Justin Langer also said he would welcome back disgraced players Steve Smith, Cameron Bancroft and David Warner following their suspensions if they were "willing to meet the standards of Australian cricket".
The former opening batsman was announced as Darren Lehmann's successor on Thursday and will begin a four-year term in the job on May 22.
Lehmann stepped down from the role in the wake of the ball-tampering scandal in South Africa in March, which also led to the suspension of skipper Smith, vice-captain Warner and batsman Bancroft.
At his first press conference since being unveiled as the new coach, Langer said his focus would be on earning back respect for the team both on and off the field.
"To me that's worth more than all the gold in the world," he said.

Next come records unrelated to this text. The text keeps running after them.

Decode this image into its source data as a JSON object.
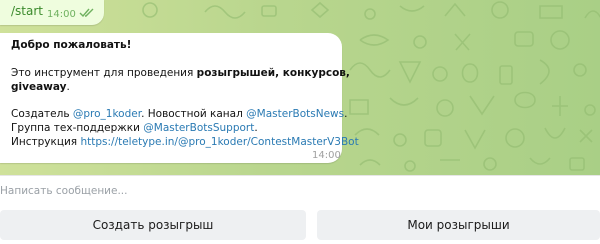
{
  "chat": {
    "outgoing": {
      "text": "/start",
      "time": "14:00",
      "status_icon": "double-check-icon"
    },
    "incoming": {
      "title": "Добро пожаловать!",
      "line1_prefix": "Это инструмент для проведения ",
      "line1_bold": "розыгрышей, конкурсов,",
      "line2_bold": "giveaway",
      "line2_suffix": ".",
      "creator_label": "Создатель ",
      "creator_link": "@pro_1koder",
      "news_label": ". Новостной канал ",
      "news_link": "@MasterBotsNews",
      "news_suffix": ".",
      "support_label": "Группа тех-поддержки ",
      "support_link": "@MasterBotsSupport",
      "support_suffix": ".",
      "guide_label": "Инструкция ",
      "guide_link": "https://teletype.in/@pro_1koder/ContestMasterV3Bot",
      "time": "14:00"
    }
  },
  "composer": {
    "placeholder": "Написать сообщение..."
  },
  "keyboard": {
    "buttons": [
      {
        "label": "Создать розыгрыш"
      },
      {
        "label": "Мои розыгрыши"
      }
    ]
  },
  "colors": {
    "background": "#b9d68e",
    "outgoing_bubble": "#effdde",
    "incoming_bubble": "#ffffff",
    "link": "#2a7ab3",
    "keyboard_button": "#eef0f2"
  }
}
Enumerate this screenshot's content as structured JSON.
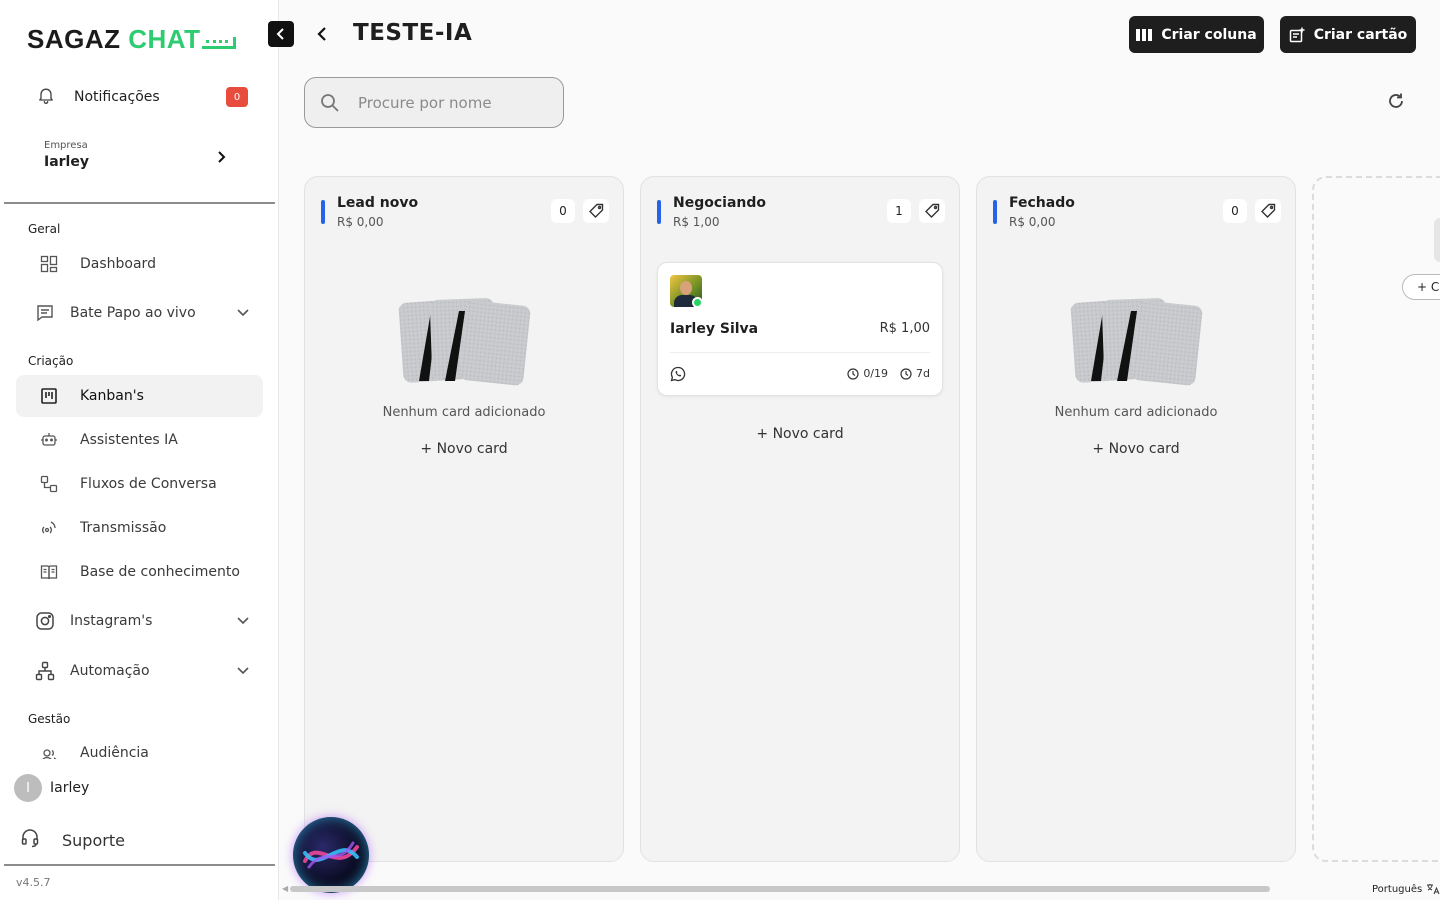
{
  "brand": {
    "part1": "SAGAZ",
    "part2": "CHAT"
  },
  "sidebar": {
    "notifications": {
      "label": "Notificações",
      "count": "0"
    },
    "company": {
      "caption": "Empresa",
      "name": "Iarley"
    },
    "sections": {
      "geral": "Geral",
      "criacao": "Criação",
      "gestao": "Gestão"
    },
    "items": {
      "dashboard": "Dashboard",
      "bate_papo": "Bate Papo ao vivo",
      "kanbans": "Kanban's",
      "assistentes": "Assistentes IA",
      "fluxos": "Fluxos de Conversa",
      "transmissao": "Transmissão",
      "base": "Base de conhecimento",
      "instagram": "Instagram's",
      "automacao": "Automação",
      "audiencia": "Audiência"
    },
    "user": {
      "initial": "I",
      "name": "Iarley"
    },
    "support": "Suporte",
    "version": "v4.5.7"
  },
  "header": {
    "title": "TESTE-IA",
    "create_column": "Criar coluna",
    "create_card": "Criar cartão"
  },
  "search": {
    "placeholder": "Procure por nome"
  },
  "board": {
    "columns": [
      {
        "name": "Lead novo",
        "value": "R$ 0,00",
        "count": "0",
        "empty_message": "Nenhum card adicionado",
        "new_card": "+ Novo card"
      },
      {
        "name": "Negociando",
        "value": "R$ 1,00",
        "count": "1",
        "new_card": "+ Novo card",
        "card": {
          "name": "Iarley Silva",
          "value": "R$ 1,00",
          "progress": "0/19",
          "age": "7d"
        }
      },
      {
        "name": "Fechado",
        "value": "R$ 0,00",
        "count": "0",
        "empty_message": "Nenhum card adicionado",
        "new_card": "+ Novo card"
      }
    ],
    "ghost_button": "+ Cr"
  },
  "footer": {
    "language": "Português"
  },
  "colors": {
    "accent_bar": "#2563eb",
    "brand_green": "#2ecc71",
    "badge_red": "#e74c3c",
    "dark_button": "#1e1e1e"
  }
}
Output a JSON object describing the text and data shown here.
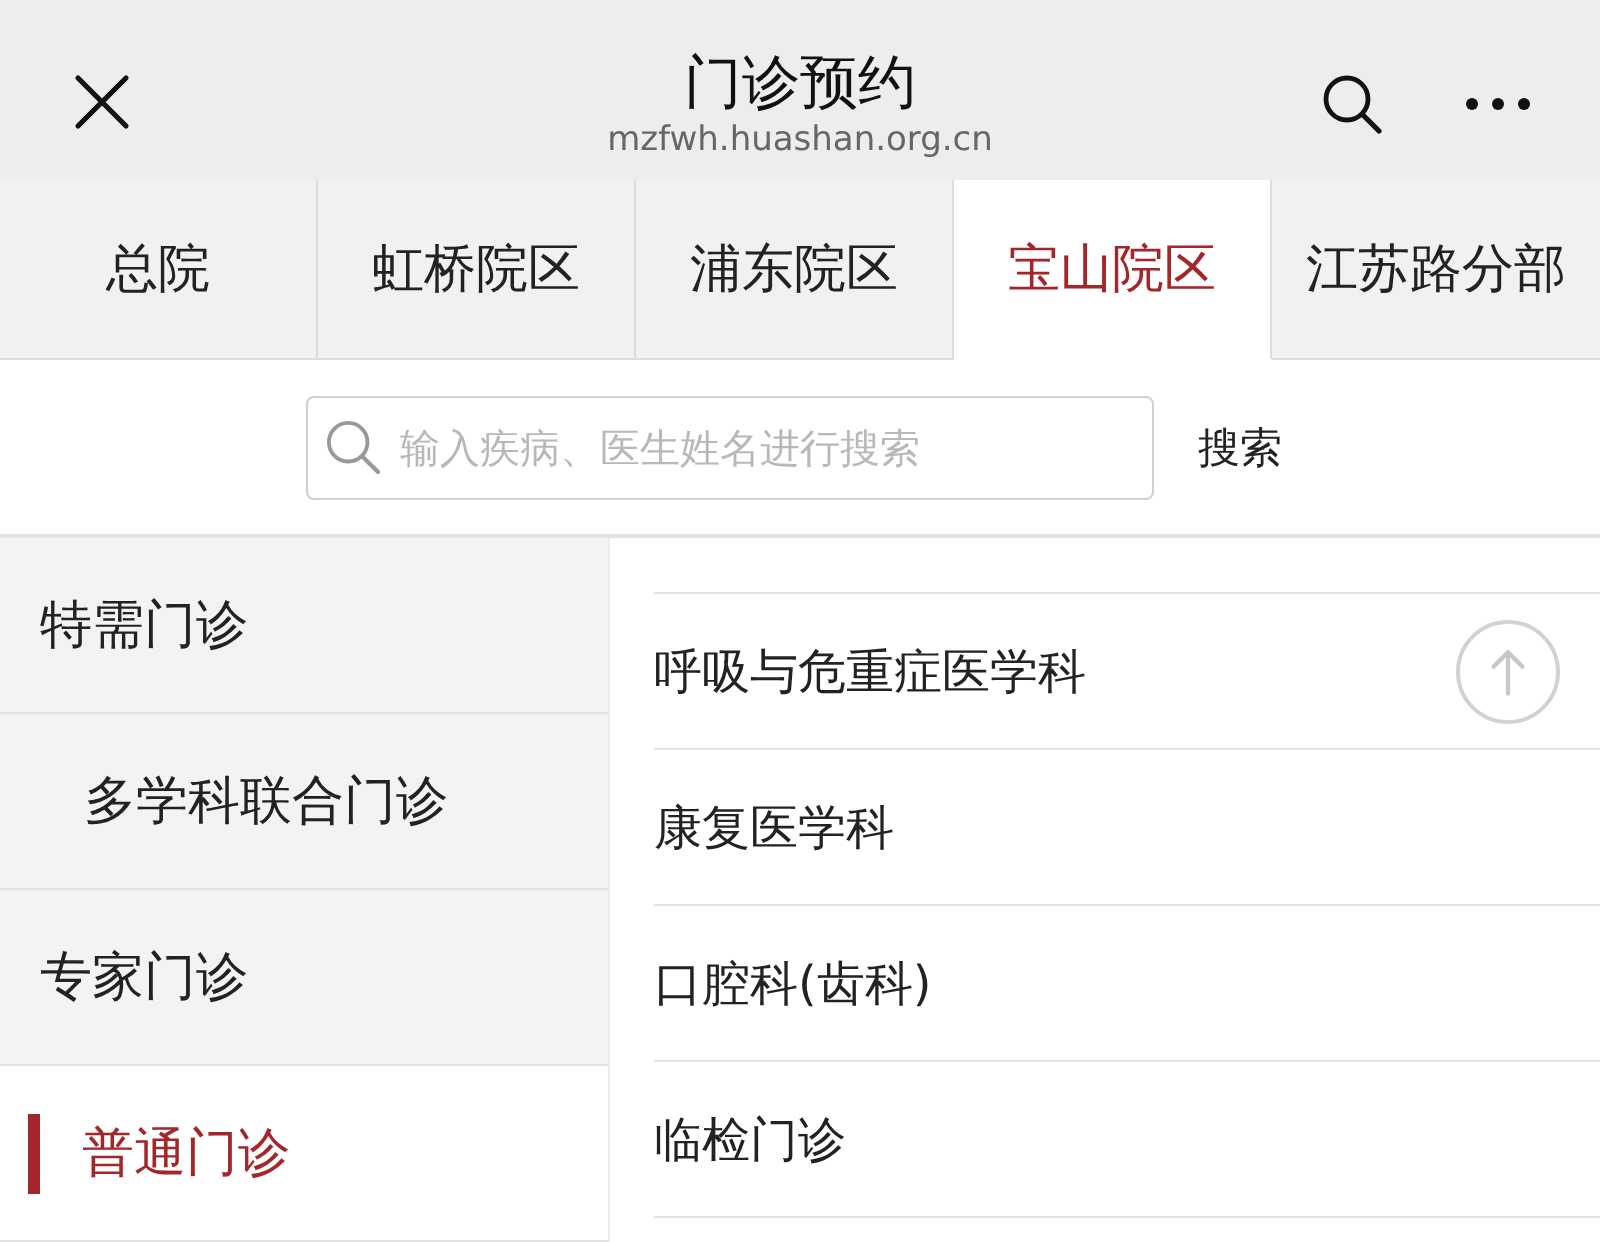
{
  "header": {
    "title": "门诊预约",
    "url": "mzfwh.huashan.org.cn"
  },
  "tabs": [
    {
      "label": "总院",
      "selected": false
    },
    {
      "label": "虹桥院区",
      "selected": false
    },
    {
      "label": "浦东院区",
      "selected": false
    },
    {
      "label": "宝山院区",
      "selected": true
    },
    {
      "label": "江苏路分部",
      "selected": false
    }
  ],
  "search": {
    "placeholder": "输入疾病、医生姓名进行搜索",
    "button": "搜索"
  },
  "sidebar": {
    "items": [
      {
        "label": "特需门诊",
        "selected": false,
        "children": [
          {
            "label": "多学科联合门诊",
            "selected": false
          }
        ]
      },
      {
        "label": "专家门诊",
        "selected": false
      },
      {
        "label": "普通门诊",
        "selected": true
      }
    ]
  },
  "departments": {
    "items": [
      "呼吸与危重症医学科",
      "康复医学科",
      "口腔科(齿科)",
      "临检门诊"
    ]
  }
}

"We look to encourage great cricketers but also great Australians and great citizens. Over the next four years, starting from day one, that's really important.
"The public will be disappointed if we don't play good, hard, competitive cricket, but that said, we can also modify our behaviours so it's not angry or overly aggressive.
"There's a difference between competitiveness and aggression, and we have to be careful about that."
Asked by reporters whether he would consider allowing Smith, Bancroft and Warner to return to the team following their suspensions, Langer said he would not rule it out.
The 47-year-old, who played 105 Tests and eight one-day internationals for his country, added: "One of the key values for me is learning from the past.
"When I think about Cameron Bancroft and Steve Smith, they love the game of cricket more than anyone I know and they are great kids. That's why it was a surprise they made the mistake they did. We've all made mistakes.
"David Warner is the same. He's a really great young bloke.
"This will be a really important message: if they are willing to meet the standards of the Australian cricket team, I think everyone has a place."
But Langer also hinted that the loss of three of the team's most crucial players could strengthen the side in the long term.
"It's hard to replace those runs and that experience," he admitted. "But it's a very good opportunity.
"Over the next 11 months there's a chance for some of the guys to take their opportunities.
"If you want to sustain success, you've got to have depth. The next 11 months give us the opportunity to even make us stronger."
Describing Australians as people who "love to win", he added that his players should abide by one simple rule: knowing the difference between right and wrong.
"We are competitors - that's one of the great parts of being Australian," he said.
"We are fighters. But ultimately everyone knows what right and wrong is. We get taught that since we were little children.
"If our players stick to that right or wrong then we will be OK."